Getting kids to listen: Do rather than say

Written by Dr. Carosso:
As parents, we expect kids to follow directions when told to do so, and that our child will do so immediately.  Oh, that it would be so.  To our despair, it’s not, and likely shall never be.

That’s the important point; kids are not automatons (or at least mine aren’t) – oh that it would be so:). 

I tell parents that we don’t expect a table or chair to move immediately on our command; so why do we expect our kids, who have their own agendas, wants, and distractions, to immediately follow our direction with a sense of urgency?

In fact, we might have better luck with that wooden table. 

So, should we simply give-up?   Okay.  Well, maybe not.   Instead, how about changing our expectations and, in doing so, lower our blood pressure.

Recognize that kids often need that ‘softer and closer’ approach (see former blog on that subject) and a physical prompt (gently guiding them in the right direction) and getting them started on the task. Helping them begin the chore also helps.

It helps to back-up our direction with firm consequences, and soft-spoken reminders of rewards that can be earned, and privileges that will be lost.

However, to our avail, we as parents tend to rely on pestering with an ever-increasing volume. This approach is the least favorable, and results in the most frustration and bad-feelings for all involved.

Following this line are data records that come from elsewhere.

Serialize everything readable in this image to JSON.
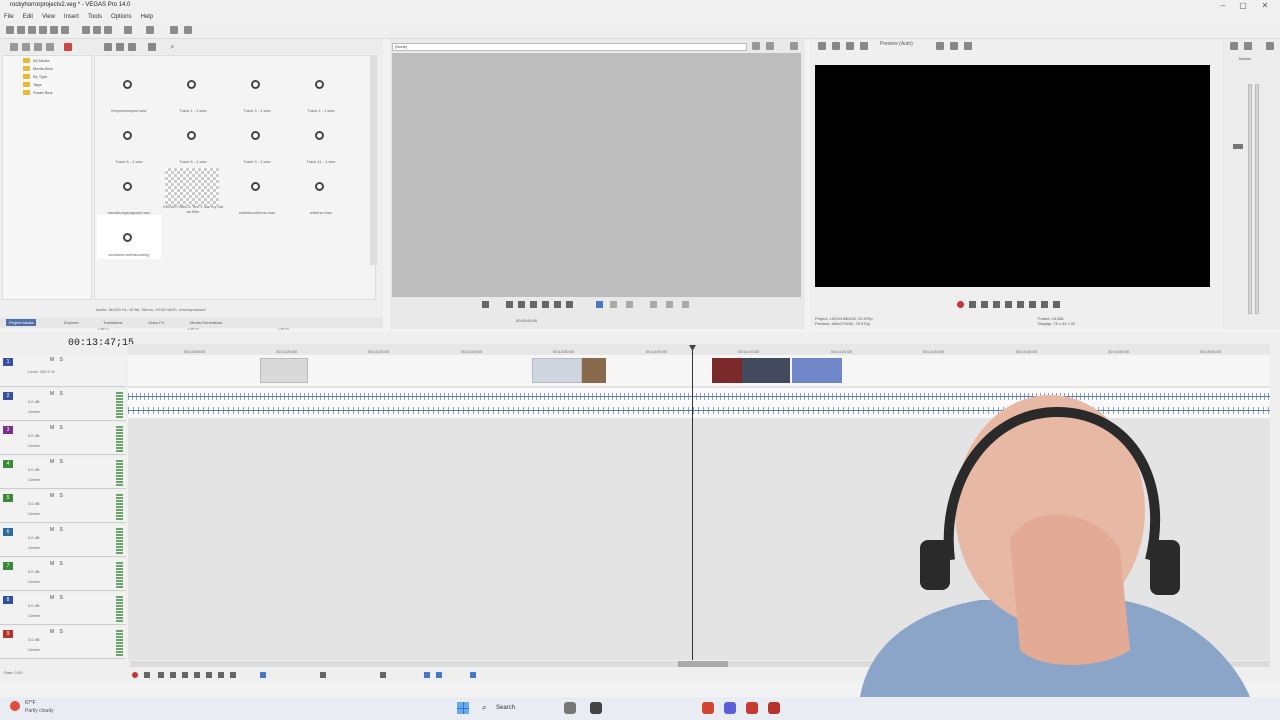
{
  "window": {
    "title": "rockyhorrorprojectv2.veg * - VEGAS Pro 14.0",
    "menus": [
      "File",
      "Edit",
      "View",
      "Insert",
      "Tools",
      "Options",
      "Help"
    ]
  },
  "media_tree": {
    "items": [
      "All Media",
      "Media Bins",
      "By Type",
      "Tags",
      "Smart Bins"
    ]
  },
  "media_items": [
    {
      "label": "theyveescaped.wav"
    },
    {
      "label": "Track 1 - 1.wav"
    },
    {
      "label": "Track 3 - 1.wav"
    },
    {
      "label": "Track 4 - 1.wav"
    },
    {
      "label": "Track 6 - 1.wav"
    },
    {
      "label": "Track 8 - 1.wav"
    },
    {
      "label": "Track 9 - 1.wav"
    },
    {
      "label": "Track 11 - 1.wav"
    },
    {
      "label": "transitionparagraph.wav"
    },
    {
      "label": "VEGAS Titles & Text 1 use my cat as filler"
    },
    {
      "label": "whatshouldnme.wav"
    },
    {
      "label": "whether.wav"
    },
    {
      "label": "wouldverrunthiscoming"
    }
  ],
  "shortcuts": {
    "col1": [
      "Ctrl+1",
      "Ctrl+2",
      "Ctrl+3"
    ],
    "col2": [
      "Ctrl+4",
      "Ctrl+5",
      "Ctrl+6"
    ],
    "col3": [
      "Ctrl+7",
      "Ctrl+8",
      "Ctrl+9"
    ],
    "col4": [
      "Ctrl"
    ]
  },
  "media_footer": "Audio: 48,000 Hz, 16 Bit, Stereo, 00:00:06;00, Uncompressed",
  "bottom_tabs": [
    "Project Media",
    "Explorer",
    "Transitions",
    "Video FX",
    "Media Generators"
  ],
  "trimmer": {
    "field": "(None)",
    "time": "00:00:00;00"
  },
  "preview": {
    "mode_label": "Preview (Auto)",
    "project_info": "Project: 1920x1080x32, 29.970p",
    "preview_info": "Preview: 480x270x32, 29.970p",
    "frame_info": "Frame: 24,861",
    "display_info": "Display: 79 x 44 x 32"
  },
  "master": {
    "label": "Master"
  },
  "timeline": {
    "time_display": "00:13:47;15",
    "level": "Level: 100.0 %",
    "ruler": [
      "00:13:08:00",
      "00:13:20:00",
      "00:13:30:00",
      "00:13:40:00",
      "00:13:50:00",
      "00:14:00:00",
      "00:14:10:00",
      "00:14:20:00",
      "00:14:30:00",
      "00:14:40:00",
      "00:14:50:00",
      "00:15:00:00"
    ],
    "tracks": [
      {
        "num": "1",
        "color": "#3a4fa0",
        "type": "video"
      },
      {
        "num": "2",
        "color": "#3a4fa0",
        "type": "audio"
      },
      {
        "num": "3",
        "color": "#7a2f88",
        "type": "audio"
      },
      {
        "num": "4",
        "color": "#3c8a3c",
        "type": "audio"
      },
      {
        "num": "5",
        "color": "#3c8a3c",
        "type": "audio"
      },
      {
        "num": "6",
        "color": "#2f6b9a",
        "type": "audio"
      },
      {
        "num": "7",
        "color": "#3c8a3c",
        "type": "audio"
      },
      {
        "num": "8",
        "color": "#2f4fa0",
        "type": "audio"
      },
      {
        "num": "9",
        "color": "#b5342c",
        "type": "audio"
      }
    ],
    "track_labels": {
      "vol": "Vol:",
      "db": "0.0 dB",
      "pan": "Pan:",
      "center": "Center",
      "touch": "Touch",
      "msb": "M S"
    },
    "rate": "Rate: 0.00"
  },
  "taskbar": {
    "temp": "67°F",
    "condition": "Partly cloudy",
    "search": "Search"
  }
}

Remember, as parents, emotion and words are your enemy, while a softer and closer approach, and clearly explained expectations and consequences, is your friend.

Rely on consequences and action, not pestering.   After you’ve explained expectations and consequences (i.e. rewards and punishments), one time, then you’ve said enough; time to be quiet and follow-through.

Try it, you’ll like it. Now, go get softer and closer with your kids.